バジリスクを直に目撃したジャンヌの情報によればゴブリンロードとは比較にならない程の巨大な大蛇であり、幾らミキやテン、そしてワルキューレ騎士団の団員が腕利きの騎士や魔術師だとしても、伝説の大蛇を相手に確実に両目の魔眼を封じるとは限らない。むしろ失敗する可能性の方が高く、レナは他の方法でバジリスクの視界を防げないかと考えていると自分の腰に差している矢筒と弓矢に気付く。


「……もしかしたら」
「どうしました?」
「いや、上手くいくかは分からないけど……バジリスクの魔眼を一時的に封じる方法を見つけたかも」
「本当ですか!?」
「へえ……何を思いついたんだい?」
「その前に皆に俺の弓魔術の事を説明するね」



――レナはアイリィとコトミンを除いた人間達に自分の生み出した弓魔術の戦法の説明を行い、実際に彼女達の目の前で実演を行い、雷属性を付与した矢を射抜いて案山子を粉々に砕け散らす場面を見せつける。事前に報告を受けていたミキとテンはそれほど驚かなかったが、ヨウカやポチ子は興奮したように彼の弓魔術を褒め称える。

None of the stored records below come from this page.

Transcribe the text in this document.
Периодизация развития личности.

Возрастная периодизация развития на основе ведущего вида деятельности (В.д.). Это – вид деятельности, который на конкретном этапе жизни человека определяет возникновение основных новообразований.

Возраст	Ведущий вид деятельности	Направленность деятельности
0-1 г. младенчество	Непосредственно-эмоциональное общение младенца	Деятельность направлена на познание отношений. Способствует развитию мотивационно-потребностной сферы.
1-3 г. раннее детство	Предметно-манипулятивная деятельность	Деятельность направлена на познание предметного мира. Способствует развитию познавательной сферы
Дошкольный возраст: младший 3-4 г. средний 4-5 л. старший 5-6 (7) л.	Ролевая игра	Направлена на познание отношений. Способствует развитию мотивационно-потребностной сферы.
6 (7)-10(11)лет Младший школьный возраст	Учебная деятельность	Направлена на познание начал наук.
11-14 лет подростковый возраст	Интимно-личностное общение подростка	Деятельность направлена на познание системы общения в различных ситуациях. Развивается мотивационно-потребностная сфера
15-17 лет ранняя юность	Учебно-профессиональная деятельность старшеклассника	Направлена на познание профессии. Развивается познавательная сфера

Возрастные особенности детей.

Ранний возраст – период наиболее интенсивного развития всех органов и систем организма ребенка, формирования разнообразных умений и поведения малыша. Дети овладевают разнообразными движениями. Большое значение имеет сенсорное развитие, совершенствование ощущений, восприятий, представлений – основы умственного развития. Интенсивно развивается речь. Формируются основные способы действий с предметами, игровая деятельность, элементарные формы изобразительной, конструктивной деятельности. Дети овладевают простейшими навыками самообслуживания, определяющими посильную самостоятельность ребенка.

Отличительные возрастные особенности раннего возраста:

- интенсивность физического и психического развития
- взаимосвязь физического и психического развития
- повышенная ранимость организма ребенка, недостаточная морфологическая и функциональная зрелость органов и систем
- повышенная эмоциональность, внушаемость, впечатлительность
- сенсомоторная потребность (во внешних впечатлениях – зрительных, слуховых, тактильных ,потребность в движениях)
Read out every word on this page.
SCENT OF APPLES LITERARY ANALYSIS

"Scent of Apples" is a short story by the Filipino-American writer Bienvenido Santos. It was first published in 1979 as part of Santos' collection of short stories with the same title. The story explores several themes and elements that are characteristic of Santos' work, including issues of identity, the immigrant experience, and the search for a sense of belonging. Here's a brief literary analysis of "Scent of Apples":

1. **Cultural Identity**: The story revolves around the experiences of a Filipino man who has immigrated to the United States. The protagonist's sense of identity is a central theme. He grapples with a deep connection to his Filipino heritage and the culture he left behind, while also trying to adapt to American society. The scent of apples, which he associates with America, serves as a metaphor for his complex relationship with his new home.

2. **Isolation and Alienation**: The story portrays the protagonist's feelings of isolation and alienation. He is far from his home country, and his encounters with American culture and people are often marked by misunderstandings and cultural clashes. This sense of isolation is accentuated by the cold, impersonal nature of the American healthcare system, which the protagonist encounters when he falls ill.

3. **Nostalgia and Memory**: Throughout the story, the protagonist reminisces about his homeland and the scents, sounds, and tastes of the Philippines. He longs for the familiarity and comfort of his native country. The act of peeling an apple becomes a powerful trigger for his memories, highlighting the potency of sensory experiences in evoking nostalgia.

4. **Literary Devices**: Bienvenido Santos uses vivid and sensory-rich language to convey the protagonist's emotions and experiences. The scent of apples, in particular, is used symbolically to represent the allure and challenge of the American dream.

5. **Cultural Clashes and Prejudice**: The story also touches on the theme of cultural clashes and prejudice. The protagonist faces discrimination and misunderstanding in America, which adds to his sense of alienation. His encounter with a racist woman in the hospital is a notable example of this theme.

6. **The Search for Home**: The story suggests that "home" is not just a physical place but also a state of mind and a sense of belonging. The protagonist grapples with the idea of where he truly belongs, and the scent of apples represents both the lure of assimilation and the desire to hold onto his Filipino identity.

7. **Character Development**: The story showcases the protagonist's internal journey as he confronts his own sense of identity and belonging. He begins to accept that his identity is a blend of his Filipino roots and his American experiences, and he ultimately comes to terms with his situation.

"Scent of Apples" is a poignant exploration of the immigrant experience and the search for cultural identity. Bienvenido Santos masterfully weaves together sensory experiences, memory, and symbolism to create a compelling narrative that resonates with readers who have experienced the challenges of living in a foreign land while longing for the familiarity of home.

弓魔術の実演を終えた跡、レナは自分が考え出したのは「闇属性」の弓魔術を利用した作戦であり、これまでの戦闘では使用する機会は訪れなかったが、この闇属性の付与魔法から生み出される「黒煙」が重要であり、これを利用すればバジリスクの魔眼を封じ込める可能性が存在し、さらに心眼のスキルを所持していない人間でもバジリスクに接近できる可能性もあり、レナの作戦にミキとテンは考え込む。



「全く……どんな発想力があればこんな事を思いつくんだい」
「ですが、成功する可能性は高いです。この方法なら暗殺者の職業の方も参加できるはず……問題なのは近付いてどうやってバジリスクの眼を破壊するのかですが……一瞬でもいいので相手の動作を止める方法があれば……」
「それなら雷属性の魔法で相手を痺れさせたらどうですか?」
「確かにその方法が一番有効的ですね。ですが、バジリスクの鱗は鋼鉄よりも頑丈と伺っています……仮に両目を封じたとしても我々の武器が通用するのか……」
「それならアイリィの腐敗剤を使えばいいんじゃない?あれなら大抵の生物の皮膚は溶かせると思うし……」
「なるほど……確かにあの薬なら通用するかも知れませんね。材料さえ揃えて暮れれば大量生産できますよ」
「な、なんだってんだい……その腐敗剤というのは?」
「何か嫌な予感します……」


腐敗剤の存在を知らない陽光教会組が薬品の名前の不吉さから不安な表情を抱くが、実際にバジリスクと同じ超級危険種であるゴブリンロードにも腐敗剤は効果的だったのは事実であり、今回の作戦にはアイリィの腐敗剤も役立つ可能性が高かった。